Bu cümleyi ilk kim kurdu ya da kim söyledi bilmiyorum. Eminim bu cümlenin arkasına saklananlar da bilmiyor. Çünkü onlar için önemli olan tek şey, kendilerine sığınabilecek bir liman bulmaktı ve bundan daha güzelini mumla arasan bulamazsın.

Araştırma yaptığımızda şöyle beyin yakan şeylerle de karşılaşıyoruz. TDK'da geçen haliyle "Dayak Cennetten Çıkmıştır" sözü, dayağın yola getirici bir etkisi vardır şeklinde yazıyor. Bunu TDK'da bu haliyle kim kaydetti ise, muhtemelen toplumun görüşlerini yansıtmaya çalışmış, bilimsel bir sorgulama içerisine girmemiştir.

Örneklerle bunu açıklamak mümkün. Konumuzdan fazla uzaklaşmadan birkaç kelam edelim.

Her iki meslekte de görev alan biri olarak öğretmen ve yöneticiye değineyim. Öğrencisine söz geçiremeyen öğretmenlerin genelde ilk tepkisi -eğer yeterli donanıma sahip değillerse- ceza olarak dayak atmak oluyor. Peki, dayak atılan öğrenci yola geliyor mu? Mümkün değil. Hatta dersten de soğuduğu için gelecek hayat çizgisinde zikzaklar meydana geliyor.

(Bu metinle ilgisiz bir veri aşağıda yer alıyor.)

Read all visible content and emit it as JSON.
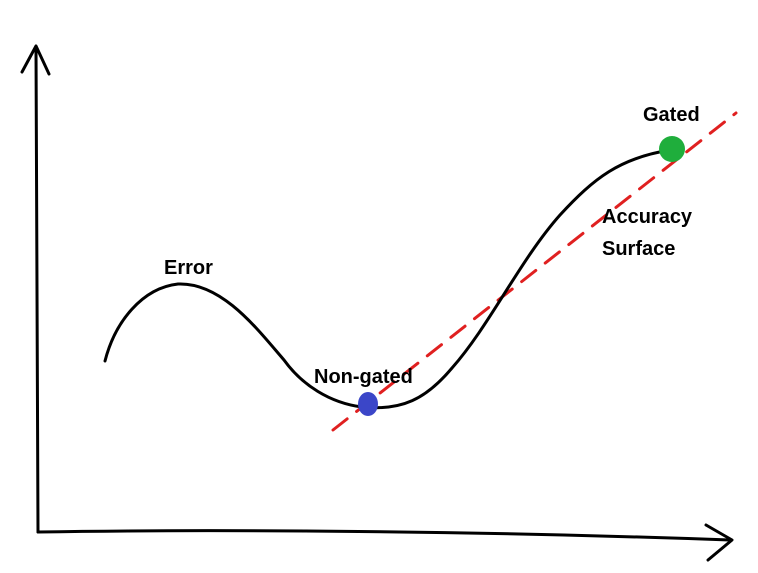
{
  "labels": {
    "error": "Error",
    "non_gated": "Non-gated",
    "gated": "Gated",
    "accuracy_line1": "Accuracy",
    "accuracy_line2": "Surface"
  },
  "points": {
    "non_gated": {
      "color": "#3b46c8"
    },
    "gated": {
      "color": "#1fae3c"
    }
  },
  "colors": {
    "curve": "#000000",
    "axes": "#000000",
    "dashed_line": "#e02020"
  }
}
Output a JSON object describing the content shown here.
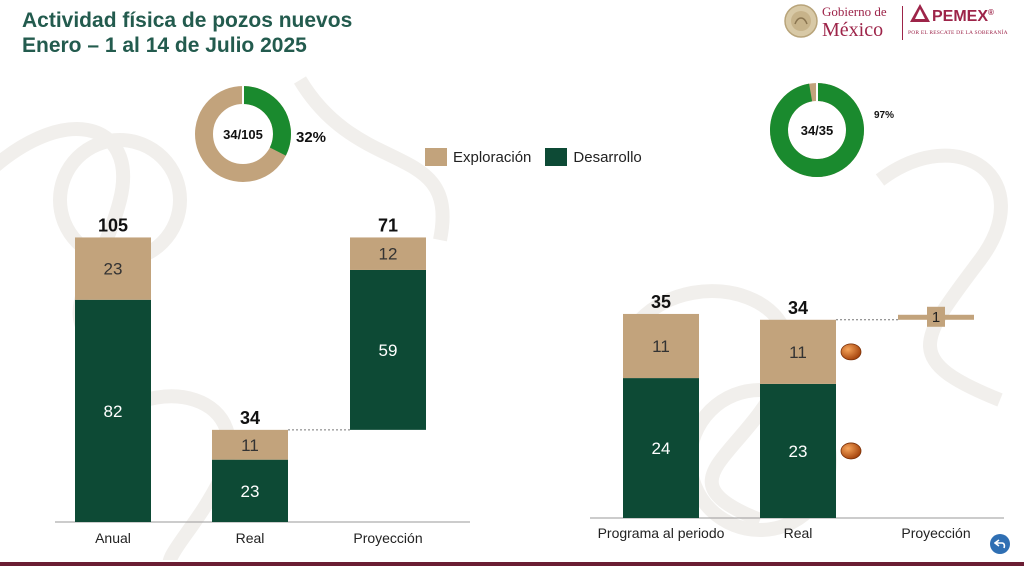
{
  "title": {
    "line1": "Actividad física de pozos nuevos",
    "line2": "Enero – 1 al 14 de Julio 2025"
  },
  "logos": {
    "gob_line1": "Gobierno de",
    "gob_line2": "México",
    "pemex": "PEMEX",
    "pemex_reg": "®",
    "pemex_slogan": "POR EL RESCATE DE LA SOBERANÍA"
  },
  "legend": {
    "exploracion": "Exploración",
    "desarrollo": "Desarrollo"
  },
  "colors": {
    "exploracion": "#c2a37c",
    "desarrollo": "#0d4a35",
    "donut_desarrollo": "#1a8a2e",
    "title": "#235b4e",
    "brand": "#9d2449"
  },
  "donuts": [
    {
      "center_label": "34/105",
      "pct_label": "32%",
      "fraction": 0.3238
    },
    {
      "center_label": "34/35",
      "pct_label": "97%",
      "fraction": 0.9714
    }
  ],
  "chart_data": [
    {
      "type": "bar",
      "stacked": true,
      "waterfall": true,
      "categories": [
        "Anual",
        "Real",
        "Proyección"
      ],
      "series": [
        {
          "name": "Desarrollo",
          "values": [
            82,
            23,
            59
          ]
        },
        {
          "name": "Exploración",
          "values": [
            23,
            11,
            12
          ]
        }
      ],
      "base": [
        0,
        0,
        34
      ],
      "totals": [
        "105",
        "34",
        "71"
      ],
      "ylim": [
        0,
        105
      ],
      "legend": "top-center"
    },
    {
      "type": "bar",
      "stacked": true,
      "waterfall": true,
      "categories": [
        "Programa al periodo",
        "Real",
        "Proyección"
      ],
      "series": [
        {
          "name": "Desarrollo",
          "values": [
            24,
            23,
            0
          ]
        },
        {
          "name": "Exploración",
          "values": [
            11,
            11,
            1
          ]
        }
      ],
      "base": [
        0,
        0,
        34
      ],
      "totals": [
        "35",
        "34",
        ""
      ],
      "ylim": [
        0,
        35
      ],
      "legend": "top-center"
    }
  ]
}
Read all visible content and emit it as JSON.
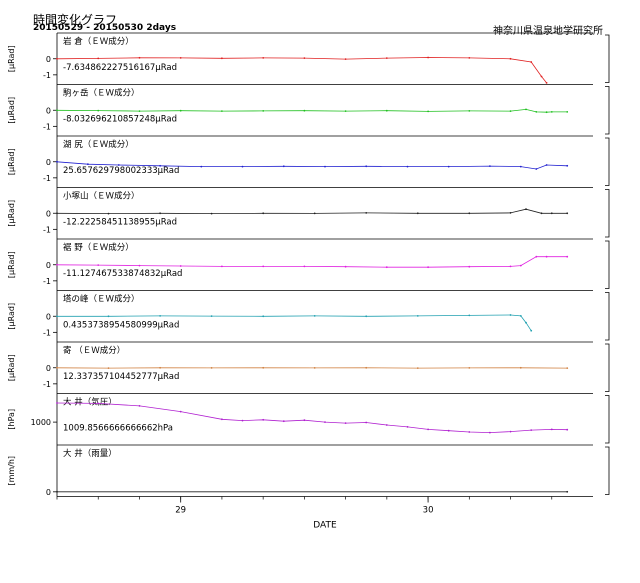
{
  "header": {
    "title": "時間変化グラフ",
    "range": "20150529 - 20150530 2days",
    "org": "神奈川県温泉地学研究所"
  },
  "chart_data": {
    "type": "line",
    "xlabel": "DATE",
    "x_ticks": [
      "29",
      "30"
    ],
    "colors": {
      "red": "#e02020",
      "green": "#20c020",
      "blue": "#2020d0",
      "black": "#202020",
      "magenta": "#e020e0",
      "cyan": "#20a0b0",
      "orange": "#d08040",
      "purple": "#b020d0"
    },
    "panels": [
      {
        "key": "p1",
        "label": "岩 倉（ＥＷ成分）",
        "value": "-7.634862227516167μRad",
        "ylabel": "[μRad]",
        "ticks": [
          "0",
          "-1"
        ],
        "ylim": [
          -1.6,
          1.6
        ],
        "color": "red",
        "x": [
          0,
          4,
          8,
          12,
          16,
          20,
          24,
          28,
          32,
          36,
          40,
          44,
          46,
          47,
          47.5
        ],
        "y": [
          0,
          0.02,
          0.06,
          0.05,
          0.03,
          0.05,
          0.04,
          -0.02,
          0.04,
          0.08,
          0.05,
          0.0,
          -0.2,
          -1.1,
          -1.5
        ]
      },
      {
        "key": "p2",
        "label": "駒ヶ岳（ＥＷ成分）",
        "value": "-8.032696210857248μRad",
        "ylabel": "[μRad]",
        "ticks": [
          "0",
          "-1"
        ],
        "ylim": [
          -1.6,
          1.6
        ],
        "color": "green",
        "x": [
          0,
          4,
          8,
          12,
          16,
          20,
          24,
          28,
          32,
          36,
          40,
          44,
          45.5,
          46.5,
          47.5,
          48,
          49.5
        ],
        "y": [
          0,
          -0.02,
          -0.05,
          -0.03,
          -0.05,
          -0.04,
          -0.03,
          -0.05,
          -0.03,
          -0.07,
          -0.04,
          -0.05,
          0.05,
          -0.1,
          -0.12,
          -0.1,
          -0.1
        ]
      },
      {
        "key": "p3",
        "label": "湖 尻（ＥＷ成分）",
        "value": "25.657629798002333μRad",
        "ylabel": "[μRad]",
        "ticks": [
          "0",
          "-1"
        ],
        "ylim": [
          -1.6,
          1.6
        ],
        "color": "blue",
        "x": [
          0,
          3,
          6,
          10,
          14,
          18,
          22,
          26,
          30,
          34,
          38,
          42,
          45,
          46.5,
          47.5,
          49.5
        ],
        "y": [
          0,
          -0.15,
          -0.2,
          -0.25,
          -0.3,
          -0.3,
          -0.28,
          -0.3,
          -0.28,
          -0.3,
          -0.3,
          -0.27,
          -0.3,
          -0.45,
          -0.2,
          -0.25
        ]
      },
      {
        "key": "p4",
        "label": "小塚山（ＥＷ成分）",
        "value": "-12.22258451138955μRad",
        "ylabel": "[μRad]",
        "ticks": [
          "0",
          "-1"
        ],
        "ylim": [
          -1.6,
          1.6
        ],
        "color": "black",
        "x": [
          0,
          5,
          10,
          15,
          20,
          25,
          30,
          35,
          40,
          44,
          45.5,
          47,
          48,
          49.5
        ],
        "y": [
          0,
          -0.02,
          0,
          -0.02,
          0,
          -0.01,
          0.02,
          0,
          0,
          0.02,
          0.25,
          0.0,
          0.0,
          0.0
        ]
      },
      {
        "key": "p5",
        "label": "裾 野（ＥＷ成分）",
        "value": "-11.127467533874832μRad",
        "ylabel": "[μRad]",
        "ticks": [
          "0",
          "-1"
        ],
        "ylim": [
          -1.6,
          1.6
        ],
        "color": "magenta",
        "x": [
          0,
          4,
          8,
          12,
          16,
          20,
          24,
          28,
          32,
          36,
          40,
          44,
          45,
          46.5,
          47.5,
          49.5
        ],
        "y": [
          0,
          -0.02,
          -0.05,
          -0.08,
          -0.1,
          -0.1,
          -0.1,
          -0.12,
          -0.15,
          -0.15,
          -0.12,
          -0.1,
          -0.05,
          0.5,
          0.5,
          0.5
        ]
      },
      {
        "key": "p6",
        "label": "塔の峰（ＥＷ成分）",
        "value": "0.4353738954580999μRad",
        "ylabel": "[μRad]",
        "ticks": [
          "0",
          "-1"
        ],
        "ylim": [
          -1.6,
          1.6
        ],
        "color": "cyan",
        "x": [
          0,
          5,
          10,
          15,
          20,
          25,
          30,
          35,
          40,
          44,
          45,
          45.5,
          46
        ],
        "y": [
          0,
          0.0,
          0.02,
          0.01,
          0.0,
          0.02,
          0.0,
          0.02,
          0.05,
          0.08,
          0.02,
          -0.4,
          -0.9
        ]
      },
      {
        "key": "p7",
        "label": "寄 （ＥＷ成分）",
        "value": "12.337357104452777μRad",
        "ylabel": "[μRad]",
        "ticks": [
          "0",
          "-1"
        ],
        "ylim": [
          -1.6,
          1.6
        ],
        "color": "orange",
        "x": [
          0,
          5,
          10,
          15,
          20,
          25,
          30,
          35,
          40,
          45,
          49.5
        ],
        "y": [
          0,
          -0.02,
          0,
          -0.01,
          0,
          -0.01,
          0,
          -0.02,
          -0.01,
          0,
          -0.02
        ]
      },
      {
        "key": "p8",
        "label": "大 井（気圧）",
        "value": "1009.8566666666662hPa",
        "ylabel": "[hPa]",
        "ticks": [
          "1000"
        ],
        "ylim": [
          988,
          1015
        ],
        "color": "purple",
        "tick_values": [
          1000
        ],
        "x": [
          0,
          4,
          8,
          12,
          16,
          18,
          20,
          22,
          24,
          26,
          28,
          30,
          32,
          34,
          36,
          38,
          40,
          42,
          44,
          46,
          48,
          49.5
        ],
        "y": [
          1010,
          1009.8,
          1008.5,
          1005.5,
          1001.5,
          1000.8,
          1001.2,
          1000.5,
          1001,
          1000,
          999.5,
          999.8,
          998.5,
          997.5,
          996.2,
          995.5,
          994.8,
          994.5,
          995,
          995.8,
          996.2,
          996
        ]
      },
      {
        "key": "p9",
        "label": "大 井（雨量）",
        "value": "",
        "ylabel": "[mm/h]",
        "ticks": [
          "0"
        ],
        "ylim": [
          -0.1,
          1
        ],
        "color": "black",
        "tick_values": [
          0
        ],
        "x": [
          0,
          49.5
        ],
        "y": [
          0,
          0
        ]
      }
    ]
  }
}
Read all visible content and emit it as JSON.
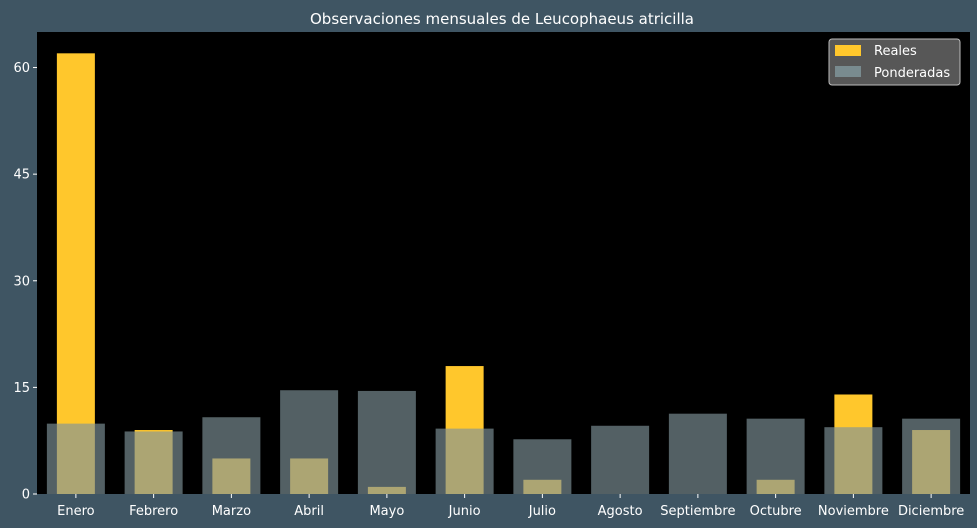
{
  "chart_data": {
    "type": "bar",
    "title": "Observaciones mensuales de Leucophaeus atricilla",
    "xlabel": "",
    "ylabel": "",
    "categories": [
      "Enero",
      "Febrero",
      "Marzo",
      "Abril",
      "Mayo",
      "Junio",
      "Julio",
      "Agosto",
      "Septiembre",
      "Octubre",
      "Noviembre",
      "Diciembre"
    ],
    "series": [
      {
        "name": "Reales",
        "values": [
          62,
          9,
          5,
          5,
          1,
          18,
          2,
          0,
          0,
          2,
          14,
          9
        ],
        "color": "#ffc72c"
      },
      {
        "name": "Ponderadas",
        "values": [
          9.9,
          8.8,
          10.8,
          14.6,
          14.5,
          9.2,
          7.7,
          9.6,
          11.3,
          10.6,
          9.4,
          10.6
        ],
        "color": "#7f9499"
      }
    ],
    "ylim": [
      0,
      65
    ],
    "yticks": [
      0,
      15,
      30,
      45,
      60
    ],
    "legend": "top-right",
    "grid": false,
    "plot_background": "#000000",
    "figure_background": "#3f5563"
  }
}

Yöneticiler, makam koltuğuna oturduktan sonra bir anda ayrı bir havaya bürünürler. Sanırsın daha dün arkadaşlarıyla birlikte o makamdakileri yerden yere vurmuyorlardı. Bu defa daha sert bir şekilde alttakileri ezmeye çalışırlar. Tabir yanlış olmasın ama bu tam da hayvan gütmeye benziyor. Hayvanları istediğin saatte çıkarıp otlatırsın, senin istediğin yerlerde otlarlar ve senin dediğinin dışında asla bir şey yapamazlar. Neyse ki onlarda ceza korkusu olduğu için buna fazla yanaşan olmuyor. Bunun yerine mobbing'i tercih ediyorlar.

Kısacası her yerde bu anlayış var. Ve ne hikmetse, herkes kendince bir şekilde haklı. Bilimsel dayanağı ise tamamen kişinin öz benliği.

Bugün aslında çocuklar üzerine yazmak istedim bu yazıyı. Gerçekten anlamakta zorluk çekiyorum. Bir anne baba nasıl evladına kıyar. Bunu yaparken de cennet kılıfını kullanır.

Öncelikle şunu belirtmek istiyorum, çoğu aileler için geçerli değil bu söyleyeceklerimiz. Lakin maalesef dünyanın her yerinde anne-babalar hâlâ durduk yere çocuklarını dövüyor ya da onlara bağırıyorlar. Hepimiz gördük, duyduk, yaşadık. Yani ütopik bir şey değil bunlar.

Bence bu sözün arkasına saklananların ya da sözü kullananların en büyük özelliği aciz olmalarıdır. Ya küçükken aynı yoldan geçmişlerdir. Babası durduk yere annesini dömüştür ya da kendisini. Burada yanlış demek yerine özellikle durduk yere dedik. Çünkü aciz biri için yanlış ne bilemeyiz. Bu kılıfın arkasına gizlenenler için bazen annenin yemeği tuzsuz yapması olur yanlış, bazen de televizyon izlerken önünden geçersen yanlış algılar. İstismar etmek istedikten sonra her şeyi kullanabilirsiniz.

Çoğu zaman çocukların da bir kalbinin olduğunu, hissettiklerini, hatta gördüklerini unuturuz. Hep kendi penceremizden bakarız hayata.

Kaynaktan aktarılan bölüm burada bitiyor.